Polanski takes Academy to court
Roman Polanski asked a judge Friday to restore his membership in the organization that bestows the Academy Awards nearly a year after he was expelled.
Lawyers for the 85-year-old fugitive director petitioned Los Angeles Superior Court to compel the Academy of Motion Picture Arts and Sciences to make him a member in good standing again.
In May, the academy made the rare move of expelling Polanski and Bill Cosby, months after ending the membership of disgraced movie mogul Harvey Weinstein.
Polanski appealed the decision, and in January the academy rejected his appeal.
Friday’s five-page filing states that by not giving Polanski sufficient notice of his expulsion, and not giving he or his lawyer to argue his case in person during the appeal, the academy “failed to comply with its own rules, policies and regulations.”
The academy responded with a brief statement: “The procedures taken to expel Mr.
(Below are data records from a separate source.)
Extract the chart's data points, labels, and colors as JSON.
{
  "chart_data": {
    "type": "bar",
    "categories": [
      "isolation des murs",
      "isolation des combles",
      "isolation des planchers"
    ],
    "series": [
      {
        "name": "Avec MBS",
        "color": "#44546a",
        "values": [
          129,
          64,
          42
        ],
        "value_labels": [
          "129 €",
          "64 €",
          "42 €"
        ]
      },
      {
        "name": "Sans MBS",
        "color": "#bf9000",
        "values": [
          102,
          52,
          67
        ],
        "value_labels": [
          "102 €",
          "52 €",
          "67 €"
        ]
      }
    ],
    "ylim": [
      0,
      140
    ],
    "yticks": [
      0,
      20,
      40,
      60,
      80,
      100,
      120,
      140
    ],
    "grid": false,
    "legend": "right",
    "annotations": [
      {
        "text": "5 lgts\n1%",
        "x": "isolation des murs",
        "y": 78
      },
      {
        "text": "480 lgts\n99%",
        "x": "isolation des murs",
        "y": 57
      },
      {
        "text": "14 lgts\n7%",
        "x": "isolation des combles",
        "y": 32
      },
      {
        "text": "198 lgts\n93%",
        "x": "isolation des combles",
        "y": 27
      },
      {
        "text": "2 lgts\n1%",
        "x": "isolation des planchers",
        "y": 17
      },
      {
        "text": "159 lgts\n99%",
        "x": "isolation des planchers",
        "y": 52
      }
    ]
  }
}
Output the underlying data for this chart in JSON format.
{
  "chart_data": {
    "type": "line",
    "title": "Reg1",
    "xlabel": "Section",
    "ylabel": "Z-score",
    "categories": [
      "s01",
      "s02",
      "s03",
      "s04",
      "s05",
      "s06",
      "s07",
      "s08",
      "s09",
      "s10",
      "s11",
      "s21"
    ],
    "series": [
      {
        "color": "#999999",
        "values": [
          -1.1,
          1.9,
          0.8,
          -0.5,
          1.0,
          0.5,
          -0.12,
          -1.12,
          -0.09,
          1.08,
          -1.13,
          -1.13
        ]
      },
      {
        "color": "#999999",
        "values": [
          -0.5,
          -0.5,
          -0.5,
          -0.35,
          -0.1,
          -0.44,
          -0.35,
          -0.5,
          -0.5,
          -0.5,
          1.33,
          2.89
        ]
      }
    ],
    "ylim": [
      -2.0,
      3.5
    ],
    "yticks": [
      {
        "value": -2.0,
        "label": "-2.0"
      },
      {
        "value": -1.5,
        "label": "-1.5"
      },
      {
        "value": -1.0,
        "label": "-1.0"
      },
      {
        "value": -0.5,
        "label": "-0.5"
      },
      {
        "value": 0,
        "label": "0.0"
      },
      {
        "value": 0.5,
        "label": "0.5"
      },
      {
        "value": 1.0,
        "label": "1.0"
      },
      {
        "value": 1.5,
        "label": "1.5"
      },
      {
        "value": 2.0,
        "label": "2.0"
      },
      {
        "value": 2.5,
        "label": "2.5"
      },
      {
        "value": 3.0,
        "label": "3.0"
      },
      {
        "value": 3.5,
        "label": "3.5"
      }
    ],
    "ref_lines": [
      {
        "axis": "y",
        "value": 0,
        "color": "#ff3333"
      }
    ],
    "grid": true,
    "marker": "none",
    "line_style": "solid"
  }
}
Polanski were fair and reasonable. The Academy stands behind its decision as appropriate.”
The filing also alleges that the expulsion violated a California law that requires corporations to give a fair hearing before removing a member, calling it a “prejudicial abuse of discretion.” Polanski’s attorney Harland Braun said at the time that Polanski was “blindsided” by his removal, and learned of it through media reports.
Polanski, who won a Best Director Oscar for “The Pianist” in 2003, remains a fugitive after pleading guilty to unlawful sex with a minor in 1977 and fleeing the United States the following year. He has been living in Europe since.